Она с достоинством и важностью встала, чтобы высказать:
— Это покушение на законы роботехники, господин Кларк.
— Хуже! Злоупотребление человеческим разумом!
— Нет. Это всего лишь эмоциональный взрыв и больше ничего.
— Если бы вы были Арабеллой…
— У нее никогда не нашлось бы мужества так с вами разговаривать.
— Нет, конечно же, нет.
— Этого я и боялась. Человеческим женщинам не хватает практичности и находчивости.
— У них, слава богу, есть иные качества, которые украшают их; они обладают массой достоинств.
— К несчастью, вы их любите за их недостатки.
— Безусловно, у Арабеллы есть свои недостатки, — но они — человеческие.
— Даже то, что она не знала о вашей любви?
— Может быть…
— Вы долго ее знали?
— О, да…
— Где вы с ней познакомились?
— На берегах Гудзона, воскресным утром.
— Весной? Летом?
— 28 мая. Она стояла на понтонном мосту. Ее длинные волосы развевались на ветру.
— Ее платье?
— Нет, на ней были шорты и блузка с глубоким вырезом.
Я подошел к ней, предложил сигарету. В это время…
— Господин Кларк… — Она взглянула на меня так, будто очнулась от долгого сна. — Господин Кларк…
— Она мне улыбнулась ласково, и, я ее спросил…
— Господин Кларк…
Я почувствовал, как рука моей спутницы вцепилась в мое плечо с такой силой, что я вскинул голову с тревогой и беспокойством: — что происходит?
— Слушайте!
Она указала куда-то в небо через большое открытое окно.
— Так вы ничего не слышите?
— Что там такое, в конце концов?
— Какой-то странный шум… Шум мотора… Да! Я в этом совершенно уверена.
Ее сообщение произвело на меня впечатление ведра вылитой прямо на голову воды. Одним прыжком я оказался на улице, не смея даже поверить… Но я все еще ничего не слышал. Она присоединилась ко мне и, предугадывая мой вопрос, поспешила сказать:
— Я вас уверяю, что отчетливо слышала шум.
Мы бросились на середину поляны, торопясь изо всех сил и сверля небо взглядами. Мной овладела надежда. Мой бог, если бы это оказалось правдой! Маленькие сверхчувствительные звукоуловители гуманоида действительно могли зарегистрировать шум мотора…
В этом случае парни старины Джо уже были бы здесь, тщательно исследуя поверхность Рока с бортов своих маленьких вертолетов.
Мы бегом пересекли лесок, чтобы взобраться на вершину скалистого холма, и оттуда внимательно, но тщетно вглядывались в небо, голубое, чистое и безмятежное небо, где в направлении севера начали расти большие кучевые облака. Я же так ничего и не слышу…
Да и не вижу тоже. Ничего похожего на вертолет, ни одной черной точки на горизонте. В это мгновение небо вдалеке, словно удар кнута, располосовала молния. Услышав раскаты грома, я улыбнулся и повернулся к своей подруге. Итак, всего лишь ложная тревога.
Действительно, нужно обладать очень тонким слухом, чтобы отличить раскаты грома от рева реактивного самолета на таком расстоянии.

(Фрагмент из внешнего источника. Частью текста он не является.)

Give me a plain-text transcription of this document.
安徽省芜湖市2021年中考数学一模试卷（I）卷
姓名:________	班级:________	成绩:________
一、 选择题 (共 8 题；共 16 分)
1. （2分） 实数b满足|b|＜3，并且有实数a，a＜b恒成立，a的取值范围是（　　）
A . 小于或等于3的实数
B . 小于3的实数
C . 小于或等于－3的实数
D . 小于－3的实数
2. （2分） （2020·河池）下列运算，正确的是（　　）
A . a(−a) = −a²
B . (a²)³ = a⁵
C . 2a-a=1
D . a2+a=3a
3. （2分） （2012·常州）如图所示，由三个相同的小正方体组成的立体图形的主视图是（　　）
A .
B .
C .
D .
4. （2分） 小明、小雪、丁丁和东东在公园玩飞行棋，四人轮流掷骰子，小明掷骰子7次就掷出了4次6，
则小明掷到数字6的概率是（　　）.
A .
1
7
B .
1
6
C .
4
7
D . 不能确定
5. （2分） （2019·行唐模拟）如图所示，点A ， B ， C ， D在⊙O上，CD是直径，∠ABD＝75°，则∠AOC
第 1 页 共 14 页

— Я была совершенно уверена… — извинилась псевдо-Арабелла, удрученно взмахнув рукой.
— Неважно.
Спускаясь с этой верхотуры, я, с грехом пополам, помогаю сойти вниз Арабелле, но она вдруг подскальзывается и падает, растянувшись на камнях во весь рост. Большим прыжком я бросаюсь к ней. Черт возьми! Сломана правая лодыжка. Нога, перекрученная самым невероятным образом, свободно висит. Я неподвижно стою и ругаюсь, как последний солдафон: — Это моя вина… Ваши лодыжки очень хрупкие… Мне следовало бы быть более осторожным и внимательным.